Un internaute croit avoir affaire à des violences policières

C’est d’ailleurs sur la plateforme de la «police des polices» que la vidéo est signalée le 3 mai à 12 h 13 par un internaute, qui y voit des «violences policières».

Dans une «fiche technique», les agents de l’IGPN notent alors que deux «effectifs en civil» réalisent des «gestes techniques assez mal maîtrisés», mais «pas de violence illégitime», rapporte la présidente. Et donc en reste là.

Depuis le début de son procès le 13 septembre, Alexandre Benalla et son coprévenu Vincent Crase, ancien employé d’En Marche!, soutiennent immuablement qu’ils ont «interpellé» des «agresseurs de policiers» lors de cette journée de Fête du travail.

Leur défense a donc décidé de citer l’ancienne cheffe de l’IPGN, Marie-France Monéger, qui se présente à la barre à la neuvième journée d’audience.

Pris pour des policiers en civil

«Au moment du visionnage, nous n’avons que les indications de l’internaute, qui n’a pas été témoin direct, explique cette femme de 64 ans, courts cheveux gris et voix posée.
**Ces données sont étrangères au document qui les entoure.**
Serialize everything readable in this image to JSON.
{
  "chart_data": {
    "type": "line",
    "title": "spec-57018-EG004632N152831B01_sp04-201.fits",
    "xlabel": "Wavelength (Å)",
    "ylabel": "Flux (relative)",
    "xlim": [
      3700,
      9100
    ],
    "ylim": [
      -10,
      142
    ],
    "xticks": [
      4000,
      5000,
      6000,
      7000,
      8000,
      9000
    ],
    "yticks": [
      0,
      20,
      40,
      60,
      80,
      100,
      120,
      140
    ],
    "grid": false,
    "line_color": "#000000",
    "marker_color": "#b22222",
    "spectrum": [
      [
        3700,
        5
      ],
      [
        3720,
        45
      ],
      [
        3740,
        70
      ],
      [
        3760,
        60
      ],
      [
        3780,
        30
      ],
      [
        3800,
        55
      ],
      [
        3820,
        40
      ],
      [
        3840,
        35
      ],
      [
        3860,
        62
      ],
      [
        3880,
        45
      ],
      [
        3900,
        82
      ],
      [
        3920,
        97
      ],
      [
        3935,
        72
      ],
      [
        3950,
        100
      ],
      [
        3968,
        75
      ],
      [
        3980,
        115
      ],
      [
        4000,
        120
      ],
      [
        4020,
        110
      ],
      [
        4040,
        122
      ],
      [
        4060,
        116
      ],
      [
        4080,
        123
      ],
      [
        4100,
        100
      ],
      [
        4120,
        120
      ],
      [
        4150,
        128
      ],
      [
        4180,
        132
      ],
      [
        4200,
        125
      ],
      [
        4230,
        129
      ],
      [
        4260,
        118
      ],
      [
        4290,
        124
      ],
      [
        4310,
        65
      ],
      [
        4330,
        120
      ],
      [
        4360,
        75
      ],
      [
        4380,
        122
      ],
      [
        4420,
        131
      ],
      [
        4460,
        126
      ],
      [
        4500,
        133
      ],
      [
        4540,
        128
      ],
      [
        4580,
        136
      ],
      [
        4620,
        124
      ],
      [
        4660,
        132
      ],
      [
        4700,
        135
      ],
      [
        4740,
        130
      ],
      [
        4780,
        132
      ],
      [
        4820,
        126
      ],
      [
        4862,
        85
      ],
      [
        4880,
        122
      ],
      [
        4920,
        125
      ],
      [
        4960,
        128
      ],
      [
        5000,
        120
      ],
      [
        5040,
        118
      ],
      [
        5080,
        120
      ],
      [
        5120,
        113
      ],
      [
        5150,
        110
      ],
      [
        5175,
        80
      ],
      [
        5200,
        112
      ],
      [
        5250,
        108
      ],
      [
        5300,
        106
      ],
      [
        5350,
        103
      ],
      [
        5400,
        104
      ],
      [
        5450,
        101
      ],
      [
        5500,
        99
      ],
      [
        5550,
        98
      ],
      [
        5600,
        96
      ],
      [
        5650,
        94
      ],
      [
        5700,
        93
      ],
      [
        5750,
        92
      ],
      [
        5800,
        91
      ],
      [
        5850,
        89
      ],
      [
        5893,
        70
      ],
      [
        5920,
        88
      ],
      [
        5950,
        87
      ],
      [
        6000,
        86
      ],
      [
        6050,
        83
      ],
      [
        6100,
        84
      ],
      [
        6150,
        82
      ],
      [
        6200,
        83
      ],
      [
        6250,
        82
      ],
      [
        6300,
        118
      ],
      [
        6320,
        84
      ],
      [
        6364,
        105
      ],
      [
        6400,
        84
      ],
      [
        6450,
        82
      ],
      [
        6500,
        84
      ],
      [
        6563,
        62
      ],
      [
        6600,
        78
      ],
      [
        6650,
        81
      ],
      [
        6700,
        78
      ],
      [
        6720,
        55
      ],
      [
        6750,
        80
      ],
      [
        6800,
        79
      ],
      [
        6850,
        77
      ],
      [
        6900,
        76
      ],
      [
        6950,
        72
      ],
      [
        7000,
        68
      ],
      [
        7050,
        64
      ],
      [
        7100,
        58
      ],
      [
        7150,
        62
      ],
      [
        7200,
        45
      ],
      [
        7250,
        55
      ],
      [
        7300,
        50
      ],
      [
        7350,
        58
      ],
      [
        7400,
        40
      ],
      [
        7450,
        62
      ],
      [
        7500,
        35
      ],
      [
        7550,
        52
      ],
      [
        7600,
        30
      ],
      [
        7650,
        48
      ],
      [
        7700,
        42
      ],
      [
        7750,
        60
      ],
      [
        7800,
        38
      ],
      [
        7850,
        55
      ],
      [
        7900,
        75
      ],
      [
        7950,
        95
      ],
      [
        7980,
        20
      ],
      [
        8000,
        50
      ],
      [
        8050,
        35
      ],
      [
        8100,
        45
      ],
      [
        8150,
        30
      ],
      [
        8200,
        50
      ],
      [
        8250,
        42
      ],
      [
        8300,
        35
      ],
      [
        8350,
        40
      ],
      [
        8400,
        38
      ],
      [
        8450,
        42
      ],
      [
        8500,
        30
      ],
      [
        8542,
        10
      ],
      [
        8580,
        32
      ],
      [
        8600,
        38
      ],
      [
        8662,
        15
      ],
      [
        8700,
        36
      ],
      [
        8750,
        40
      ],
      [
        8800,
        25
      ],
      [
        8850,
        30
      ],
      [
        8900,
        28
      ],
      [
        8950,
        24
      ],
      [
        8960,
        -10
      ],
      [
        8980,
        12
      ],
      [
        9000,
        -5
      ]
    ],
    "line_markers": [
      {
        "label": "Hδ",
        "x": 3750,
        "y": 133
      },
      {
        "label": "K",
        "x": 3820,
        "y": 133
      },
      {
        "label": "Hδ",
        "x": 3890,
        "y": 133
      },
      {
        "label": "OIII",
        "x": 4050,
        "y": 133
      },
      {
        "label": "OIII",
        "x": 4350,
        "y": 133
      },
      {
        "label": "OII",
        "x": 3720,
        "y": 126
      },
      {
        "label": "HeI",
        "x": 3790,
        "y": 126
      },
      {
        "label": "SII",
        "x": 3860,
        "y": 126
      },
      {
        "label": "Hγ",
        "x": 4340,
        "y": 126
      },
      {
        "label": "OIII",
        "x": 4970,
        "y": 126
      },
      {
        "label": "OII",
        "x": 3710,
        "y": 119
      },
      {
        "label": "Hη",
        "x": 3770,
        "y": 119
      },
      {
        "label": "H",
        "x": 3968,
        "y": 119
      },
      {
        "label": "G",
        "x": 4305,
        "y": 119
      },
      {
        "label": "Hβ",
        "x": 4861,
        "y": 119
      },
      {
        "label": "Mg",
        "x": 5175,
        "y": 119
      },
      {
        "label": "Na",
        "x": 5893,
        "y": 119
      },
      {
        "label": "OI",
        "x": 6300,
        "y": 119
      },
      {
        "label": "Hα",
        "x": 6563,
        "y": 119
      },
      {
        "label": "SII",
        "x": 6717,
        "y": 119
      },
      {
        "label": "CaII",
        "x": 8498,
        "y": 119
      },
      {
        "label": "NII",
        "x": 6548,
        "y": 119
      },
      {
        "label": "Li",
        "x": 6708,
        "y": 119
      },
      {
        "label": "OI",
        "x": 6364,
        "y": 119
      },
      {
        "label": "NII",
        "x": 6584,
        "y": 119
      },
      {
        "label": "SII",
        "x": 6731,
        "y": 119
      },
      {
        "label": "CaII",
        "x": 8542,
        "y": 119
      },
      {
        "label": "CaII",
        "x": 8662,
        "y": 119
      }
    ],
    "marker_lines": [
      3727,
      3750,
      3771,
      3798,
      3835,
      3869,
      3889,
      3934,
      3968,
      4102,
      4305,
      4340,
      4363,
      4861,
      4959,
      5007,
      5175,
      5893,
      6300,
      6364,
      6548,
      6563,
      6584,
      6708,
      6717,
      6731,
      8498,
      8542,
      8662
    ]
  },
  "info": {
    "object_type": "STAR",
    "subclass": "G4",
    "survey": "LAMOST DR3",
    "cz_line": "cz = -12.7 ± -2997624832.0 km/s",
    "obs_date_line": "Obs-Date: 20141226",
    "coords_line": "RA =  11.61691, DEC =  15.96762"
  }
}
Donc, comme on fait toujours, on met le signalement de côté.»

«La règle, c’est la conservation pendant un an», dans «l’attente d’éléments nouveaux», poursuit-elle. «Mais personne ne pouvait imaginer que ces nouveaux éléments, ce serait que les intervenants n’étaient pas policiers.»

Qu’a-t-elle vu sur cette vidéo?, lui demande un avocat des parties civiles. «Une intervention qui laisse un goût d’inachevé, non-professionnelle, mais au moment où on la regarde, il n’y a pas de quoi considérer que les policiers aient outrepassé leurs droits et commis des violences illégitimes. Encore une fois, s’il s’agit de policiers», insiste Marie-France Monéger, aujourd’hui retraitée.

Il n’y aura ensuite plus aucun signalement à l’IGPN jusqu’au 18 juillet. Pourtant, de nombreuses personnes étaient informées «dès le 2 mai» de l’intervention d’Alexandre Benalla, au sein de la préfecture de police et au cabinet de l’Élysée: cela n’aurait-il pas mérité un signalement?, demande la présidente.

«Il est évident qu’il aurait été probablement plus utile d’être informé avant. Il y a dans ce dossier à la fois des infractions et des manquements», répond Marie-France Monéger, qui ajoute que «la saisine de l’IGPN semblait logique».

«Il n’était nul besoin que d’autres s’en mêlent»

L’avocate d’Alexandre Benalla la questionne aussi sur cette «absence massive d’article 40» – la disposition du Code de procédure pénale imposant à une autorité ayant connaissance d’un crime ou d’un délit de le signaler à la justice.

L’ancienne commissaire choisit soigneusement ses mots. «Dans ma pratique professionnelle, j’ai toujours préféré utiliser plus l’article 40 que moins, dit-elle. Après, la manière dont ça a été perçu par cette liste de personnes… je peux difficilement parler pour elles. De mon point de vue, et seulement de mon point de vue, l’usage de la force était illégitime.»

«De quel texte de loi vous tirez ce constat aussi affirmatif?» se pique Me Jacqueline Laffont, dont la défense est assise sur l’article 73 du code de procédure pénal, qui autorise dans certaines conditions un citoyen à appréhender l’auteur d’une infraction flagrante.

«D’abord, sur celui que les services de sécurité ont le monopole de l’utilisation de la force», répond la témoin. Elle ajoute: l’article 73 «ne s’applique pas lorsqu’il y a déjà des policiers sur place» et, le 1er mai 2018, «ils étaient en nombre suffisant. Il n’était nul besoin que d’autres s’en mêlent, si vous permettez l’expression». «C’est la vision du parquet», constate l’avocate.

Les réquisitions sont attendues jeudi soir ou vendredi matin.